From Seventy-Eight Sonnets  (1978)

Poet Paul Grams turned 30 in 1978. His self-published Seventy-Eight Sonnets gathered more than two years of his work, written, organized, edited, and ushered through publication by Paul himself. It was a limited edition of 500 copies, underwritten by 17 sponsors and many more friends and family.
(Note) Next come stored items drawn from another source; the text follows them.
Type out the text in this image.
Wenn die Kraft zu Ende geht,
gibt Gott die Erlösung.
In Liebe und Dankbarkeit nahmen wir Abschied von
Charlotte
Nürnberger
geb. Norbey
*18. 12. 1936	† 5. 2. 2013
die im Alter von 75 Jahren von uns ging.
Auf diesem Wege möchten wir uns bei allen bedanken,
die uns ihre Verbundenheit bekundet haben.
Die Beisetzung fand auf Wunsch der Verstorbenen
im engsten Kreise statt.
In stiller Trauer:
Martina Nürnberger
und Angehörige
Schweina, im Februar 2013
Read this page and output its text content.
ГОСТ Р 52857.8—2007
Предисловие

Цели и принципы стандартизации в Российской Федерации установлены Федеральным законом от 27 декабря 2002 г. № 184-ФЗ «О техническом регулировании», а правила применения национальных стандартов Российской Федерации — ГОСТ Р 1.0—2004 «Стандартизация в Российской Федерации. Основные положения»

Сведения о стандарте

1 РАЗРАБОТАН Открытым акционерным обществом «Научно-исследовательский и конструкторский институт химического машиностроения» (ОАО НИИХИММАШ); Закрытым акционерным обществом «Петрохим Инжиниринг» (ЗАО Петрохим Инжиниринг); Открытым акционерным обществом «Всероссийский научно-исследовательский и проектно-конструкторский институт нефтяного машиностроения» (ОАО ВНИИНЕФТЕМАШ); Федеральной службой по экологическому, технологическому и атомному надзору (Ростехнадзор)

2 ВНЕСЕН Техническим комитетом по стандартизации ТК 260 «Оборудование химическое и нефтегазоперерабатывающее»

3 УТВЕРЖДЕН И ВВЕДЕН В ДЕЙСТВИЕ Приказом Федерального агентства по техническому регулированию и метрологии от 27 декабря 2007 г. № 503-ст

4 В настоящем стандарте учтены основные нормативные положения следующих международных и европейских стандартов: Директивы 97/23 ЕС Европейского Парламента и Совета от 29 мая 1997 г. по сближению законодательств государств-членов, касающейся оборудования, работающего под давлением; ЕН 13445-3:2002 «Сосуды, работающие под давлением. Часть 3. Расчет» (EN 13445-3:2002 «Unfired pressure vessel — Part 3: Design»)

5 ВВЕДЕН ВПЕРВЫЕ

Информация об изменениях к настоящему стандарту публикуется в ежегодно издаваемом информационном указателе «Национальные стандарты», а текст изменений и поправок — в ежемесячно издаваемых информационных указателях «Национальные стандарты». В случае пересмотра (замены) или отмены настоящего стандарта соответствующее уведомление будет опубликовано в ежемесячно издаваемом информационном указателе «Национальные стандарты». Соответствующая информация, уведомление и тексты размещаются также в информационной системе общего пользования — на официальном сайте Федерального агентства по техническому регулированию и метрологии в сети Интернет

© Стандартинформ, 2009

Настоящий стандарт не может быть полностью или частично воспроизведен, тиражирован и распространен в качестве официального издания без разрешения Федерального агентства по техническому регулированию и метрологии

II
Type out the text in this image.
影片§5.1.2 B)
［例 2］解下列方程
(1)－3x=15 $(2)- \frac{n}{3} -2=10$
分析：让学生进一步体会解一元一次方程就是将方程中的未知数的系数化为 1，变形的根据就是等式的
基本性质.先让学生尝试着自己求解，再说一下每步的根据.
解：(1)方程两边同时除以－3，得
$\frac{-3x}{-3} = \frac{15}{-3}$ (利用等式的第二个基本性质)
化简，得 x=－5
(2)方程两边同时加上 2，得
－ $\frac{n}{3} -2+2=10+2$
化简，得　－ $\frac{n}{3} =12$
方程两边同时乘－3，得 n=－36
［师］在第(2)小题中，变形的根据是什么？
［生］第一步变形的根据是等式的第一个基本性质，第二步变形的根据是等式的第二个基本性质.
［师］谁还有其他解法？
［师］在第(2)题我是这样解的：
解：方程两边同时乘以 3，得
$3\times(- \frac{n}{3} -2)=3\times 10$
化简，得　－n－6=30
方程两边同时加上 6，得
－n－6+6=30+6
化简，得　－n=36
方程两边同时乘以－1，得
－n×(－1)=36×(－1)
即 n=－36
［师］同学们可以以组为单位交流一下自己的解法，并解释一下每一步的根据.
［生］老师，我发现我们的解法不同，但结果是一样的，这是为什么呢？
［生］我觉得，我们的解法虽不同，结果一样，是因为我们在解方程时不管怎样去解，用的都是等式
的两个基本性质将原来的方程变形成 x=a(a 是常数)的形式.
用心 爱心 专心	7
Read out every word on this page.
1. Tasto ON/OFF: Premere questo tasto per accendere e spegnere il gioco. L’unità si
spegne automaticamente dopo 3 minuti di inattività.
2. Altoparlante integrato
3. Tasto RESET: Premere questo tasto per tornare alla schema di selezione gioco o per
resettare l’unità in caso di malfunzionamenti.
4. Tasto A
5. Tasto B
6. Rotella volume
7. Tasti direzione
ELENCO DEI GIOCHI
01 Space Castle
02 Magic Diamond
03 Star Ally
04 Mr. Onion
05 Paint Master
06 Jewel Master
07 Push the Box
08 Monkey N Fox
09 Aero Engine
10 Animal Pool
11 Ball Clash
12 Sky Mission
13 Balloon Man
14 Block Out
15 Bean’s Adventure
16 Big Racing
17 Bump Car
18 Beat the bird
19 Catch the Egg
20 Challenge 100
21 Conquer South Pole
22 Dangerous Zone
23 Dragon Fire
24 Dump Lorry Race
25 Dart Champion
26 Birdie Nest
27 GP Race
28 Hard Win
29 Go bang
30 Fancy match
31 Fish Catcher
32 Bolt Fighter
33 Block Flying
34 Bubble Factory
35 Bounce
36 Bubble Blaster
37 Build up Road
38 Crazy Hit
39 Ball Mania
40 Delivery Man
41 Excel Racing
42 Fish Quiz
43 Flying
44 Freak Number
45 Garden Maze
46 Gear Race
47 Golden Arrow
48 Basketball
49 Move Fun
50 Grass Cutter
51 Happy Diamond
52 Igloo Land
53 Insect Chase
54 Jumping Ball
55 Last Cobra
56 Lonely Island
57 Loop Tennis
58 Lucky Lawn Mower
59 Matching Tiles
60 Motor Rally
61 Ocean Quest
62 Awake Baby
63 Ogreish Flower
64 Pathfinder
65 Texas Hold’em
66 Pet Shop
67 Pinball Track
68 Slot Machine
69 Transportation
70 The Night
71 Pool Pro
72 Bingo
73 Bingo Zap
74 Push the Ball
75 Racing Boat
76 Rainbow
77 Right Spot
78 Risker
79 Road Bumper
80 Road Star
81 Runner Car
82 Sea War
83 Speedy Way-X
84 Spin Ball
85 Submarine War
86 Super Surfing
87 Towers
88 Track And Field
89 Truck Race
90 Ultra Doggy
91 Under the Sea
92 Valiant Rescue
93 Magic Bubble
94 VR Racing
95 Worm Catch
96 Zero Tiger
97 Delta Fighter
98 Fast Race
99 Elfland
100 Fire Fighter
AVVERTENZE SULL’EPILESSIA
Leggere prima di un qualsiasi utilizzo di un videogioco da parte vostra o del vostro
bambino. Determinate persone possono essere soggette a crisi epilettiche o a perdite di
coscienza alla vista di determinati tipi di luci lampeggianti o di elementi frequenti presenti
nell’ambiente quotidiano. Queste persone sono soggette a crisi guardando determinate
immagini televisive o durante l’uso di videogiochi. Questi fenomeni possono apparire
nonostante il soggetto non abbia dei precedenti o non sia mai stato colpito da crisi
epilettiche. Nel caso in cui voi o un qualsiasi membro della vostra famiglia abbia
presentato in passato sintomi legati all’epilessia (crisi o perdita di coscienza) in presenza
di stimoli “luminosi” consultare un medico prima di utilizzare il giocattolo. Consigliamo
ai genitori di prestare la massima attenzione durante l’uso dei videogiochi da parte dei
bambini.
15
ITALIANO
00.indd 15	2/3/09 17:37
The poems, Paul wrote, “are guaranteed to be sonnets, strong-rhymed or worse ... Love, daring, a thunderstorm, anti-intellectual fervor and numerous other themes are gathered here — some trouble for your scrutiny has been planned: undoubtedly they, like many of our dreams, are nothing whose meaning is not double.”


Out of the Deep

Mud-green and somnolent, the lengthy pike
surveys his realm with rhadamanthine eye,
holds sway the waters, does just as he likes:
his intellect austere, his manner wry.
The lesser catfish pay him court and preen;
the diligent and striate bass recede.
He passes like a governored machine,
draws backward his soritic length through weeds.
“Hegemony,” he muses, “implicates;
fishes and waters bow to me because
my state is interwoven with their states —
they are leviathan; I am his jaws,
stern first of fish.” He grins an antique grin,
and all the water-borne make smiles for him.

Another Great War

From well to gearing the great chain of oil
which drives this whole damn enterprise rolls on;
from Black Sea Basin to the battle’s roil
at Kursk oil has impelled us, ridden our guns.
For unctuous hydrocarbons we will die
as the biota died which linked them up:
consume the whole earth’s rare reliquiae
and keep our vigil lit with burning crops.
Priests and high chemists wave their greasy hands;
with maddened gear, arms locked, we go to war
to drive the torch of culture from our land:
thick-blooded vigilantes. Oil is more
and not enough: always we miss the point:
Hitler we cremate, Truman we anoint.

The Consciousness Addict Relates His Experience

You tell yourself that you can always sleep
tomorrow or the next day or the next;
you jerk your gaze back from the scree and steep;
you do arithmetic to stay perplexed.
Even the most far-flung mentation pleases:
name yourself county seats or hum a song —
my best was what a friend I had in Jesus —
and any notion’s useful if it’s long.
From dawn to dawn I hiked myself to thinking,
riddle and drivel, monkey in my mind;
to muffle me I set myself a-drinking,
stupor the only resting I could find.
Geography is fate: upon that cliff
each day rises broken, a bloodshot if.